Minnesota Avenue Site To Hit The Market With 250K SF Of Development Potential In An Opportunity Zone
Investor interest has surged in the area around the Minnesota Avenue Metro station, where D.C. is relocating a 700-person agency, and the owner of an apartment property with significant development potential is now looking to sell.
Greysteel is preparing to bring to market the 83-unit apartment complex at 4069-4089 Minnesota Ave. NE on behalf of the owner, a group of private investors operating under 4069 Minnesota Ave. NE LLC.
The property sits one block from the Metro station and one block from the Minnesota Avenue-Benning Road intersection, which some developers have begun calling "downtown Ward 7."
The intersection in 2014 welcomed Park 7, a 376-unit apartment building with retail from Donatelli Development, and CityInterests continues to move forward with its 3M SF Parkside development across from the Minnesota Avenue Metro station.
In May, D.C. announced plans to move the Department of General Services to anchor Cedar Realty Trust's new mixed-use development, branded as Northeast Heights, on the site of a shopping center just south of the intersection. The DGS move has been viewed as a "tipping point" for the area that has sparked a new influx of interest from investors and developers.
"Everywhere you look up and down Ward 7 and Ward 8, you're seeing cranes and construction going on," Greysteel Senior Associate Nigel Crayton said. "Folks are starting to see the beauty of Ward 7 and Ward 8, and there's a lot of investor interest."
The site at 4069-4089 Minnesota has the potential to be the next development in the area's pipeline. The three-story buildings on the property were constructed in 1942 and acquired by the current owner in the early 2000s, and the site's zoning now allows for higher-density development.
The lot, with an area of 52K SF, is zoned MU-7, allowing for buildings up to 65 feet and a floor-area-ratio of 4.8 with inclusionary zoning. Greysteel said this existing zoning would allow a by-right redevelopment to reach up to 250K SF, and the buyer could surpass that with a planned unit development application.
With the 83 units on the site currently producing rental income, Greysteel Senior Managing Director Kyle Tangey said a buyer may want to hold onto the asset for the near future while waiting to realize the greater development potential.
"There's more and more development in the submarket, so I think right now operating as an 83-unit multifamily property is probably the immediate business plan, with more strategic planning down the road to maximize the full density of the site," Tangey said.
The site is also located within a qualified opportunity zone, giving potential buyers the ability to benefit from the federal program's tax benefits.
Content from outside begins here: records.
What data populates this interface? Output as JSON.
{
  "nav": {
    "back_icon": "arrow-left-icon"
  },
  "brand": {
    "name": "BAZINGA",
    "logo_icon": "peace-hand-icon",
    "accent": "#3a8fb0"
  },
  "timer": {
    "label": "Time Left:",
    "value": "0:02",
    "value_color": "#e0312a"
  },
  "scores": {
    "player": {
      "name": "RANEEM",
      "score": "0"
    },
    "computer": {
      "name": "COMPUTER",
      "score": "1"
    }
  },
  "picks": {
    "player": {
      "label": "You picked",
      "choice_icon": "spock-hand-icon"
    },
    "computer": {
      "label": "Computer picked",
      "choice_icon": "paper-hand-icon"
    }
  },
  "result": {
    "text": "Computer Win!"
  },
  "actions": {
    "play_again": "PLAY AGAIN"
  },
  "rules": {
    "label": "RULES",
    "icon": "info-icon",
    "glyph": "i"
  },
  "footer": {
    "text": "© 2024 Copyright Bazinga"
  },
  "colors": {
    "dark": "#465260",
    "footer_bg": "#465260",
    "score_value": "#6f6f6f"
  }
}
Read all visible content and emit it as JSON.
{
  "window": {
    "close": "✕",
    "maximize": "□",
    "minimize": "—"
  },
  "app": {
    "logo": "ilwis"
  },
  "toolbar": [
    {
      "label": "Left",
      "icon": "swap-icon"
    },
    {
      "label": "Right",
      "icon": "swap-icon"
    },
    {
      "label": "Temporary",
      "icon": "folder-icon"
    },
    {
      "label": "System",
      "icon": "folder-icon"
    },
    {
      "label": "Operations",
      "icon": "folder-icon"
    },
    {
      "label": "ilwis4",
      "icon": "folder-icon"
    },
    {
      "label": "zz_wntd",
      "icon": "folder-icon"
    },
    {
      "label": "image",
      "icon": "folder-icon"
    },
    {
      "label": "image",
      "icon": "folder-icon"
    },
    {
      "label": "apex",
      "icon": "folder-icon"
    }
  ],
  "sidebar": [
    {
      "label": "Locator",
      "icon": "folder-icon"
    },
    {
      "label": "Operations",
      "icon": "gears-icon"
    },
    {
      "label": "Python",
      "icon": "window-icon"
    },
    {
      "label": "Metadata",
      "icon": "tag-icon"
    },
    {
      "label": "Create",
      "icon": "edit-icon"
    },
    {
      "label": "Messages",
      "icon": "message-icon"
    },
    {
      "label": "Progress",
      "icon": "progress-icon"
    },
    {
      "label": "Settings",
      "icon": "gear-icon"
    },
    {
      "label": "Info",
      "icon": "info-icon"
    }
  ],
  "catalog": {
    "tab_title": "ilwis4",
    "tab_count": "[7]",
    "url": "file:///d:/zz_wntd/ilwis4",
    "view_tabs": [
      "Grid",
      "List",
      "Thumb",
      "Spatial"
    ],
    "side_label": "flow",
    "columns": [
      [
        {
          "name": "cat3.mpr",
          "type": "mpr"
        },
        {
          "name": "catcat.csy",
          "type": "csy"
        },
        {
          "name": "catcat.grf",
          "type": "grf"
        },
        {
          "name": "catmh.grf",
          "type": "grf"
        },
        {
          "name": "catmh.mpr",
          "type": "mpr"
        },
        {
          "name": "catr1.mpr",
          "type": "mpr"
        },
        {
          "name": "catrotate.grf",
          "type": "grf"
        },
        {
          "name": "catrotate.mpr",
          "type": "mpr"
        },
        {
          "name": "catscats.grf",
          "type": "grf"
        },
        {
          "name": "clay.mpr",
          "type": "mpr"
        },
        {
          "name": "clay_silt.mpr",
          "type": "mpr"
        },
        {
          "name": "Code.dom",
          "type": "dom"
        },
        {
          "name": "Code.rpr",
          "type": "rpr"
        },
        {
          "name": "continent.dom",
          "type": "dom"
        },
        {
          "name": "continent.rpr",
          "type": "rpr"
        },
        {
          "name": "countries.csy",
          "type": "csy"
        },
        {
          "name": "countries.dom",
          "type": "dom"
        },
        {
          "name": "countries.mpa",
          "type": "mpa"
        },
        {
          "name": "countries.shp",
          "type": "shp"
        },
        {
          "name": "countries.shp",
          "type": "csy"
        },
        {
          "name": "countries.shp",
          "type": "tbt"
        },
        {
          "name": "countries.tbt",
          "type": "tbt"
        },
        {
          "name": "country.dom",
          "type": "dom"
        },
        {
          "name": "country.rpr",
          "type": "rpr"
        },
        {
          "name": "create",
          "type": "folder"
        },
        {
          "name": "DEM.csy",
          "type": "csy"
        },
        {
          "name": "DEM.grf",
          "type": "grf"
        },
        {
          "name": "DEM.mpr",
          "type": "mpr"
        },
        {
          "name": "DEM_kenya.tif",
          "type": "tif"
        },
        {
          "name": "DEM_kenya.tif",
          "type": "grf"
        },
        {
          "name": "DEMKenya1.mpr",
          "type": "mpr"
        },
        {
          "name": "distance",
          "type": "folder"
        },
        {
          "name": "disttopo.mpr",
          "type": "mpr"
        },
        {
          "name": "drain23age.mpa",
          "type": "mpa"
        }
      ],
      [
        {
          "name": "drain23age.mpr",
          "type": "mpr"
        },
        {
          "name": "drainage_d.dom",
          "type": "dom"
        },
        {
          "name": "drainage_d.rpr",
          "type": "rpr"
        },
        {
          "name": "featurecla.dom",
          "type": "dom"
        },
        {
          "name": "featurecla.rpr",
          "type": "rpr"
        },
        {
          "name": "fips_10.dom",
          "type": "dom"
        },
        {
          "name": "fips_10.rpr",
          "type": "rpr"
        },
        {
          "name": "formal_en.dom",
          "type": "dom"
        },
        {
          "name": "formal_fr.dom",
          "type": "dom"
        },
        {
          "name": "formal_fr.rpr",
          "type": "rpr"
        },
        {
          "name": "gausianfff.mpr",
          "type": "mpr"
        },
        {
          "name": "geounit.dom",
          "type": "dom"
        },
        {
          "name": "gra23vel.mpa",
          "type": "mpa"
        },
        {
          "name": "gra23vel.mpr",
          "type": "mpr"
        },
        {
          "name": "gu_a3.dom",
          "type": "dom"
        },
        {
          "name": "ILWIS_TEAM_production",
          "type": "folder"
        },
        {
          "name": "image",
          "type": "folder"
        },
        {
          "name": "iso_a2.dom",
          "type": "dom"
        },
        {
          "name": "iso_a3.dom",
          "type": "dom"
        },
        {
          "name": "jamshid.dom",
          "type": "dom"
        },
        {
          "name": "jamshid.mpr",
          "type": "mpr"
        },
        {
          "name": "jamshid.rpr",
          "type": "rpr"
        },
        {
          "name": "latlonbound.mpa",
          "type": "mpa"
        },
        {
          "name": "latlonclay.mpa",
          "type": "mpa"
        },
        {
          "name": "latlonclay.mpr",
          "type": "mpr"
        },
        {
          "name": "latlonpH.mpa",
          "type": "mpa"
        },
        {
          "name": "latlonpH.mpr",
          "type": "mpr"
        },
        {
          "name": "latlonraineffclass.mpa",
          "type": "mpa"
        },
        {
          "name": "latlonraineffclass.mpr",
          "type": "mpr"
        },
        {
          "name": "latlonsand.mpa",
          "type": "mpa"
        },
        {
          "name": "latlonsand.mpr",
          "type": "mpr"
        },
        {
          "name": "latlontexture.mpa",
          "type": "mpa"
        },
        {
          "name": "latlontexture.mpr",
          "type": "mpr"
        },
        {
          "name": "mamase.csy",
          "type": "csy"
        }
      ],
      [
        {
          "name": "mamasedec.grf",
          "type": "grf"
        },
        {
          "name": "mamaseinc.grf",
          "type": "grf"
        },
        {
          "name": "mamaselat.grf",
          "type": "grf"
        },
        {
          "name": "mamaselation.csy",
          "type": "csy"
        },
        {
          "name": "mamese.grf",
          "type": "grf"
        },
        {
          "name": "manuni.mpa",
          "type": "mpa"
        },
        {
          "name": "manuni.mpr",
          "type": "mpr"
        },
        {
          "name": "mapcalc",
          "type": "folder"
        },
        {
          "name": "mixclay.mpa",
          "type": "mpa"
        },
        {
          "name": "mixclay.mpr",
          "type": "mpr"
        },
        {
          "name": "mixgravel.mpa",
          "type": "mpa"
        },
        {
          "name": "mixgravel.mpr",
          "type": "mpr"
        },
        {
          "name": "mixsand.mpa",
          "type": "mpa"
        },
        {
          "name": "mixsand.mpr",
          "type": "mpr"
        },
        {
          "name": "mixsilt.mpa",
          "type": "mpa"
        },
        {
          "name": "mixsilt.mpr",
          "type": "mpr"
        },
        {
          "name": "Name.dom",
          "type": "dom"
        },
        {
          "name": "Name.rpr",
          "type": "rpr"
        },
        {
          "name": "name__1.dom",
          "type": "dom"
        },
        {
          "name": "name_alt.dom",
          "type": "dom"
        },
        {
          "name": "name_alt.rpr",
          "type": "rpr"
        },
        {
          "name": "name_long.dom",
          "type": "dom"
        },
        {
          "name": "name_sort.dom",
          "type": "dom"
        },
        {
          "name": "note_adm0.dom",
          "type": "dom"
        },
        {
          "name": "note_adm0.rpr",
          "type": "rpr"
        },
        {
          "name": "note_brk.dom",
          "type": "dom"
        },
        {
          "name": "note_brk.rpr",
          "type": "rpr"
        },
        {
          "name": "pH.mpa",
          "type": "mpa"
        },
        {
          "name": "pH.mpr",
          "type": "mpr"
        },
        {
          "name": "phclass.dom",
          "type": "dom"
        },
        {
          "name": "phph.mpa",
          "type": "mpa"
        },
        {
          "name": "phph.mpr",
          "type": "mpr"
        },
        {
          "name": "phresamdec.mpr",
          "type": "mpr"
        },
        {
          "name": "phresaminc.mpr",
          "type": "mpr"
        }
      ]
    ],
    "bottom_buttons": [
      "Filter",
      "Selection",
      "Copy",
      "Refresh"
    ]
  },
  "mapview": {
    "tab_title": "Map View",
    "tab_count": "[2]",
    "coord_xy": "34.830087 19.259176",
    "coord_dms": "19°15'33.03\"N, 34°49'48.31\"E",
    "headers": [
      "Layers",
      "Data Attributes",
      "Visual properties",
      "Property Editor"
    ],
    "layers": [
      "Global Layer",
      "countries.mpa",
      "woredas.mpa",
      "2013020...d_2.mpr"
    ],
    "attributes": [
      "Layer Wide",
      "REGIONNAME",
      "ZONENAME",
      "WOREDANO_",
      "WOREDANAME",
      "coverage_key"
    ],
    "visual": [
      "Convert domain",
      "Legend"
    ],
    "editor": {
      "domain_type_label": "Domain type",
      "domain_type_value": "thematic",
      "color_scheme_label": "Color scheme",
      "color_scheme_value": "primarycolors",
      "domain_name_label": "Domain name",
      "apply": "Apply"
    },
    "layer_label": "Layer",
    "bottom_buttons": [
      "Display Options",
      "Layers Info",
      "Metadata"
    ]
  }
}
The Parkside development's latest phase, a 191-unit market-rate apartment building, broke ground in May with opportunity zone equity. The Greysteel brokers expect the program could help draw investor interest to the site they are marketing.
"I think it's certainly large enough, with the existing 83 units and as a development parcel, to attract a national buyer pool," Greysteel Director Herb Schwat said. "The fact that it’s in Washington, D.C., in an emerging corridor is going to make it attractive for not only buyers and investors in our market, but also those just becoming familiar with our market. I think it's going to be a broad buyer pool."
Whether the property ends up with a local or an out-of-town investor, Schwat noted that it is going to have to go through the Tenant Opportunity to Purchase Act process, requiring the buyer to work with residents to complete the acquisition.
The Greysteel team has sold a series of apartment properties in Ward 7 over the last several years, and they say there has been a noticeable pricing bump. One property in 2015 sold for around $75K/unit, another property in 2017 sold for $85K/unit, and now they say most properties in the area sell for more than $100K/unit.
"Investors like to be around development because there's going to be more retail and also rent growth," Crayton said. "It seems like there has been a cap rate compression in the area because everything happening and all of the revitalization has been a boon for investors, who are now willing to pay a little more money than they were before."